2014 has undoubtedly been a highly challenging year for oil companies across the globe. Indeed, it’s little wonder when the price of crude has fallen by around 25% during the course of the year, leaving the top and bottom lines of oil stocks across the globe in an uncertain position.
Furthermore, with the political situation in the Middle East remaining highly uncertain, operators in the region such as Gulf Keystone (LSE: GKP) have endured a period of even weaker sentiment as a result.
However, with a positive operational update, things could finally be starting to get better for Gulf Keystone. Is it, therefore worth buying at the present time? And, could it prove to be the perfect partner for an oil major such as BP in your portfolio?
Geographic Risk
Clearly, the focus of Gulf Keystone on the Kurdistan region of the Middle East presents both opportunity and risk.

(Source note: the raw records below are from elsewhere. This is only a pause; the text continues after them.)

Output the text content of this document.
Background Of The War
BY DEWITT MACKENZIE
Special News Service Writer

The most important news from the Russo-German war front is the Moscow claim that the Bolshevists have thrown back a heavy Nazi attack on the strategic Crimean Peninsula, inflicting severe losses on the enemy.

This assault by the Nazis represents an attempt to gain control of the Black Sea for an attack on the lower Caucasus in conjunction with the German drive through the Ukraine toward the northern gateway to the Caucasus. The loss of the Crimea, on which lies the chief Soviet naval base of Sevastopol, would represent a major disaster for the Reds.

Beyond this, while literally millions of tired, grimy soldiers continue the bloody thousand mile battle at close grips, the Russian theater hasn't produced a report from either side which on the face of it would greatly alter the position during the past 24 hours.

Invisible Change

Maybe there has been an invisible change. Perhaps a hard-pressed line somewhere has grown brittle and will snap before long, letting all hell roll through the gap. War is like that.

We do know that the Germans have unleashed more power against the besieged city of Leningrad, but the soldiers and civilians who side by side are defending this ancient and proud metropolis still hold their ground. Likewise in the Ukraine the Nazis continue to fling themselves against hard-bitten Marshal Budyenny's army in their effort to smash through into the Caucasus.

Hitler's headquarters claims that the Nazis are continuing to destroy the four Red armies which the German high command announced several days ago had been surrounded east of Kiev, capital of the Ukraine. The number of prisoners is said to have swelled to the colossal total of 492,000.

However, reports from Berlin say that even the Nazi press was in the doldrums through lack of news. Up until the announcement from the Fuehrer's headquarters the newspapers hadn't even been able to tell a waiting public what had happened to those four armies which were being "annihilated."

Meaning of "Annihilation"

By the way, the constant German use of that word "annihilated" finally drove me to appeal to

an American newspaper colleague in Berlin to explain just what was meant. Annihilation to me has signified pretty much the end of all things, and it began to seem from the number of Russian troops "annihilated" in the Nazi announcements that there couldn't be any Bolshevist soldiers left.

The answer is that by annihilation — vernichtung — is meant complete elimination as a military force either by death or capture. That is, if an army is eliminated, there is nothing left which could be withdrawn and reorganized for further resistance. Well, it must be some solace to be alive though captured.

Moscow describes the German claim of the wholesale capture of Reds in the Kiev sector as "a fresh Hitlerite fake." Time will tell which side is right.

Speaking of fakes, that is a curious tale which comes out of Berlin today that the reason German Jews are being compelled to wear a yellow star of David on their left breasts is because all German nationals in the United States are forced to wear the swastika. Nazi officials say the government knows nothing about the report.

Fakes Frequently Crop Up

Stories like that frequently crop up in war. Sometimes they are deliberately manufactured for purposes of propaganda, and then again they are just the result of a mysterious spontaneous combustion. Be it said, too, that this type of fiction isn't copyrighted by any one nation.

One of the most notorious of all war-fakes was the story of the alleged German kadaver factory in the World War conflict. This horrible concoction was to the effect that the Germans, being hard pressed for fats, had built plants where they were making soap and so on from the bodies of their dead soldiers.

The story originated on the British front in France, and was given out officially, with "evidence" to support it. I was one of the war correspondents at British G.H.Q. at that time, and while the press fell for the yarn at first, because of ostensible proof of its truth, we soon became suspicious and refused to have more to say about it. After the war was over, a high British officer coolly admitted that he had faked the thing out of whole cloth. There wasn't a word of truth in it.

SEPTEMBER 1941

Indeed, for much of 2014 the market has focused on the risk of investing in the company and, as a result, its shares have been down by as much as 75%. However, recent positive news flow in the form of the intention of the Kurdistan Regional Government (KRG) to commence payments to producers in the region, as well as an encouraging production update, have improved sentiment in Gulf Keystone so that it is now up 46% in the last month alone.
Future Prospects
Indeed, Gulf Keystone appears to have bright prospects, with the company being on-track to meet its target of production capacity of 40,000 boepd by the end of the calendar year. Furthermore, the company has enjoyed almost a year of uninterrupted exports and appears to be well-positioned to make further progress as we move in to 2015, although external factors are clearly still a major risk to the company’s future operations.
In this respect, there is crossover with BP (LSE: BP) (NYSE: BP.US), in terms of it potentially being affected by further Russian sanctions. Indeed, BP has a 19% stake in Russian operator, Rosneft, and although its business is highly diversified and it does not rely on its stake for profits, any decline in the situation in Russia would be bad news for BP’s overall performance, as well as it having the likelihood of hurting sentiment in the stock.
Looking Ahead
In BP’s case, continued uncertainty regarding Russian sanctions, the lower oil price and also the compensation claims arising from the Deepwater Horizon oil spill mean that its current valuation is relatively low. For example, BP trades on a price to earnings (P/E) ratio of just 10, which indicates that a substantial margin of safety is currently built in to its share price. This should provide investors with confidence in the investment potential of the company and, with a yield of 5.7%, they can afford to be patient for any upward rerating to take place.
In Gulf Keystone’s case, its immediate future depends upon the receipt of regular payments from the KRG, as well as the political instability in the region not affecting production moving forward. While these two areas are clearly known unknowns, the strength of the company’s share price in recent weeks indicates that investors are perhaps not fully pricing in such risks. Therefore, while Gulf Keystone has substantial long term potential, its share price may not deliver the same rate of growth in the near term as it has over the last month.